BEIJING/TOKYO: China’s coast guard confronted Japanese lawmakers in waters claimed by both countries in the East China Sea, China’s embassy in Tokyo and Japanese media said on Sunday, the latest in a series of maritime disputes involving China and its neighbors.

Chinese vessels took unspecified law enforcement measures, the embassy said in a statement, adding that it had lodged solemn representations for what it called “infringement and provocation” by Japan near tiny, uninhabited islands that Beijing calls the Diaoyu and Tokyo calls the Senkaku.

The Japanese group, including former Defense Minister Tomomi Inada, was on an inspection mission organized by the city of Ishigaki in Okinawa prefecture, according to the Chinese Embassy and Japanese public broadcaster NHK.

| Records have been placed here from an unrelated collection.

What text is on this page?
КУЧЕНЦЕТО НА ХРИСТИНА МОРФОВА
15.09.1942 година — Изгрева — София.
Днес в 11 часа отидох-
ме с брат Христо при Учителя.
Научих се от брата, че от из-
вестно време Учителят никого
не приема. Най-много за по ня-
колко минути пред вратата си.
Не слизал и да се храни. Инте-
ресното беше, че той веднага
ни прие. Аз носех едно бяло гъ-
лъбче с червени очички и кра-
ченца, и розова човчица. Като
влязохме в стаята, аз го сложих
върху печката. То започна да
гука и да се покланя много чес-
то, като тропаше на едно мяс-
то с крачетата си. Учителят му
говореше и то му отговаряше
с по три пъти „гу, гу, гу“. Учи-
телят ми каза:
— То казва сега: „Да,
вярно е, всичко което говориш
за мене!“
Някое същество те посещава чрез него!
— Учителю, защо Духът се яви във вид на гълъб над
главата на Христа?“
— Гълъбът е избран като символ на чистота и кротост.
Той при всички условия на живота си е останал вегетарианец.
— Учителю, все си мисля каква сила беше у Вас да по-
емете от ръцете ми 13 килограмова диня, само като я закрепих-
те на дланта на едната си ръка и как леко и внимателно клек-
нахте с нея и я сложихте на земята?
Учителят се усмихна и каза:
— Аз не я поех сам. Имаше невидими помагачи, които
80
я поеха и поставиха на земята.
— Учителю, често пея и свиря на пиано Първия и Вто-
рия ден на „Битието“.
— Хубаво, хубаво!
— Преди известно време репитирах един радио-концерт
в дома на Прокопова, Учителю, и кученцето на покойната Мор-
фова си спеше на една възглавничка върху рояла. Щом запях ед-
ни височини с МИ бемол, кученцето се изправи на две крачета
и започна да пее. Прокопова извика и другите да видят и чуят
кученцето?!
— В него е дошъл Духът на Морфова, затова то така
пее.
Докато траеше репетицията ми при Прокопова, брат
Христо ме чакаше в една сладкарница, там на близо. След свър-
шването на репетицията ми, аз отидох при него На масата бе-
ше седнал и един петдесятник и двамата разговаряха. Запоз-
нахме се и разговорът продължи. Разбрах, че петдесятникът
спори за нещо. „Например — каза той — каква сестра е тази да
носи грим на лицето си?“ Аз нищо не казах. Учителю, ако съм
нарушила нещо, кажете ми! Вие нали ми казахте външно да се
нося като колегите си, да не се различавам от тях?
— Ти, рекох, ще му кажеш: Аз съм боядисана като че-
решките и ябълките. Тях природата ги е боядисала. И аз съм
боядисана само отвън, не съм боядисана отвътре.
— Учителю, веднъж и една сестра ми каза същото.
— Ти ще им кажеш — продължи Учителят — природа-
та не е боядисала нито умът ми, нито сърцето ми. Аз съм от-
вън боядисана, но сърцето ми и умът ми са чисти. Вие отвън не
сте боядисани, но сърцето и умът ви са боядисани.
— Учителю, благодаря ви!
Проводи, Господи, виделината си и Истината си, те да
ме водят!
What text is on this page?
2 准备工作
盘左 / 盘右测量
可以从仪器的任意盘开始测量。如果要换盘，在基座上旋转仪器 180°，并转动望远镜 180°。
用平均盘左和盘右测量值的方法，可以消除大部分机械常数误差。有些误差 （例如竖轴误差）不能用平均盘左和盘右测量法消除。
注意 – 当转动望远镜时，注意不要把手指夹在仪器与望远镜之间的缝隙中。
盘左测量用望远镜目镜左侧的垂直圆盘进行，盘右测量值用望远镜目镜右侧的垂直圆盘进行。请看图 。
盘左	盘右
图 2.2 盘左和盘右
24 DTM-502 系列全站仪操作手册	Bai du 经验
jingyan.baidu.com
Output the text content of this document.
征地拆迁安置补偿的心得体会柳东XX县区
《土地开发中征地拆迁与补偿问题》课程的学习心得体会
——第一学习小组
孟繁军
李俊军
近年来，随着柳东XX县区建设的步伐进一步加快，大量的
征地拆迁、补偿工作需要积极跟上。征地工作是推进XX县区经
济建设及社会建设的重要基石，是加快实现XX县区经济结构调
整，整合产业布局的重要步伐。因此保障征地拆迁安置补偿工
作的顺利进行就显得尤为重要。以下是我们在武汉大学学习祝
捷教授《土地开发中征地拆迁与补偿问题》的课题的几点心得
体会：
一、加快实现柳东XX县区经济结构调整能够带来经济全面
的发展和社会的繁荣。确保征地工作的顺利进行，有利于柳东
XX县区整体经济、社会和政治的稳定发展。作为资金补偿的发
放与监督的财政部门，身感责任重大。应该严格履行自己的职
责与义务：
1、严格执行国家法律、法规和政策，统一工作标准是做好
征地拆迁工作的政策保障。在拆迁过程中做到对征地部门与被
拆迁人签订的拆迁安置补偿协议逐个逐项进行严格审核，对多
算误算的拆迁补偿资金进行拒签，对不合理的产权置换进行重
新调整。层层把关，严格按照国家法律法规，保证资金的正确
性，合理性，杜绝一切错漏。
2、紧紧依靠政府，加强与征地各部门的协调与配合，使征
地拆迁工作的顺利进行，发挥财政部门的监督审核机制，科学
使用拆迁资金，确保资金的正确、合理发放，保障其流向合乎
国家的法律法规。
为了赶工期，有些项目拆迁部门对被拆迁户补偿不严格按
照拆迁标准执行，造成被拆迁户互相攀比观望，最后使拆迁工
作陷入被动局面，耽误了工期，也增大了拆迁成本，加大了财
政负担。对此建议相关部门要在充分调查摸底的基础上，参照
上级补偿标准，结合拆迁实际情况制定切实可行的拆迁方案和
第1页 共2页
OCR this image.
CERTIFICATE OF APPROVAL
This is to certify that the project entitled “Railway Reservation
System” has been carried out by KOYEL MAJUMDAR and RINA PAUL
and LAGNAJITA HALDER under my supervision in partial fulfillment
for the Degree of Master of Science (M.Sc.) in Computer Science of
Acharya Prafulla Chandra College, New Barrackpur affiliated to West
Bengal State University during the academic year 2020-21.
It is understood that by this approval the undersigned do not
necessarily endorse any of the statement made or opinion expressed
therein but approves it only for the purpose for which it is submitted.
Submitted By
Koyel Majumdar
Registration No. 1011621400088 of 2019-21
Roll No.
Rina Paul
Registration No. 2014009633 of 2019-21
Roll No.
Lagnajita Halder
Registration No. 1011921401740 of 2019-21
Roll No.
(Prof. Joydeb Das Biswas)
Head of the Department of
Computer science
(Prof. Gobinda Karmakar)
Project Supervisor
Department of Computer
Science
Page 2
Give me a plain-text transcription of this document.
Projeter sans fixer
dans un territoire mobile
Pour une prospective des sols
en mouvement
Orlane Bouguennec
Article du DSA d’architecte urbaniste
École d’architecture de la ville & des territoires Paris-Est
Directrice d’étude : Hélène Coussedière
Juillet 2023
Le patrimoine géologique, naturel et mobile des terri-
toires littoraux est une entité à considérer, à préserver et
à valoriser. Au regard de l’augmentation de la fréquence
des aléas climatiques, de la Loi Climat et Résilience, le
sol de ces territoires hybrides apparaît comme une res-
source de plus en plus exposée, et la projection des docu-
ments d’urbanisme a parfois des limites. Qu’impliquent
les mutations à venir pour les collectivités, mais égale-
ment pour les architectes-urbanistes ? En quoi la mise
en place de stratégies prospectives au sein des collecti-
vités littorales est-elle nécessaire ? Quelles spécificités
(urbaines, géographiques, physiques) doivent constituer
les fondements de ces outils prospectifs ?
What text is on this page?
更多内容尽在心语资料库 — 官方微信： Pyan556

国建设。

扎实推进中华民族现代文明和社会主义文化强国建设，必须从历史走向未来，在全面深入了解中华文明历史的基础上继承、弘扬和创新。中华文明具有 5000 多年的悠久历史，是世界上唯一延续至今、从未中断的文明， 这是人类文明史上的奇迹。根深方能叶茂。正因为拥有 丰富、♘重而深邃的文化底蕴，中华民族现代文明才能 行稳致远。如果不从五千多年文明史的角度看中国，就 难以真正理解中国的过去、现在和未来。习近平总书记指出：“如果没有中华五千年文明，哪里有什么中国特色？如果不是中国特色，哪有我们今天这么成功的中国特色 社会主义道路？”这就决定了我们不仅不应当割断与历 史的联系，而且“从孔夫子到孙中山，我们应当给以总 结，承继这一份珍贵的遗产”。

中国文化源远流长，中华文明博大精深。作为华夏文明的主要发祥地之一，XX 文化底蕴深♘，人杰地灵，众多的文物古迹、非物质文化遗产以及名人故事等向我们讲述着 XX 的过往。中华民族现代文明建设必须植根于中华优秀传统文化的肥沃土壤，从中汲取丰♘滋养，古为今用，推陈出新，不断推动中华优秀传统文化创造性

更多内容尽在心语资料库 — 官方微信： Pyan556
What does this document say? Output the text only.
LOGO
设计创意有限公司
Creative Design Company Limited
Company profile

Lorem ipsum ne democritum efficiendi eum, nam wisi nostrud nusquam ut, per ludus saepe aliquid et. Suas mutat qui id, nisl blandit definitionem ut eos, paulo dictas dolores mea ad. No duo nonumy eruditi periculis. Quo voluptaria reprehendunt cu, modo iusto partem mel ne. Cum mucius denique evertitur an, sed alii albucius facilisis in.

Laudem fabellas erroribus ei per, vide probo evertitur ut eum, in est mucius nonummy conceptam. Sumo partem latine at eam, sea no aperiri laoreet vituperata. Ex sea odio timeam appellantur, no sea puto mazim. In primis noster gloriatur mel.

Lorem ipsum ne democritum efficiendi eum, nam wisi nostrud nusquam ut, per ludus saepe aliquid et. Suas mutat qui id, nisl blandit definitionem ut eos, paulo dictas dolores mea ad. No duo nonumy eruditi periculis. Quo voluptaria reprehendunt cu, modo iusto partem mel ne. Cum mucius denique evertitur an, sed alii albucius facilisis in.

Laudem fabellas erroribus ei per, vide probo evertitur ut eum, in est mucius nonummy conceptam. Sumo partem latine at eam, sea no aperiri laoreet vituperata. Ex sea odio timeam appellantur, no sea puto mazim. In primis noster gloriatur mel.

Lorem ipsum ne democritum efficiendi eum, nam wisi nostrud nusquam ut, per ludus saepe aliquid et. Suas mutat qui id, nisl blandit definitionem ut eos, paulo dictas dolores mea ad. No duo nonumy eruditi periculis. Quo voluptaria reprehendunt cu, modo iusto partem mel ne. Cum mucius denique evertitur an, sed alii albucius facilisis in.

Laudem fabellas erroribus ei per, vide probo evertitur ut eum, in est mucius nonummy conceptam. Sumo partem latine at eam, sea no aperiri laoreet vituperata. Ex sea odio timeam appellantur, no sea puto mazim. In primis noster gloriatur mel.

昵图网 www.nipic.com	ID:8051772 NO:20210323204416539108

Japan and China have repeatedly faced off around the Japan-administered islands. China also has escalating run-ins with the Philippine navy in disputed areas of the South China Sea, where Beijing’s expansive maritime claims conflict with those of a number of Southeast Asia nations.

Inada’s group spent three hours near the islands on Saturday, using drones to observe the area, and the Japanese coast guard vessel sought to fend off the Chinese coast guard, NHK said.

“The government and the public are aware of the severe security situation,” said Inada, a senior official of the ruling Liberal Democratic Party, according to NHK. “The Senkaku are our sovereign territory and we need to go ashore for research.”

It was the first such inspection trip to the area involving a member of Japan’s parliament since 2013, NHK reported.

Officials of Japan’s foreign ministry were not immediately available for comment outside of working hours.

China strongly urged Japan to abide by what it called a consensus reached between the two countries, stop political provocations, on-site incidents and hyping up public opinion, the embassy said.

It asked Japan to “return to the right track of properly managing contradictions and differences through dialogue and consultation, so as to avoid further escalation of the situation.”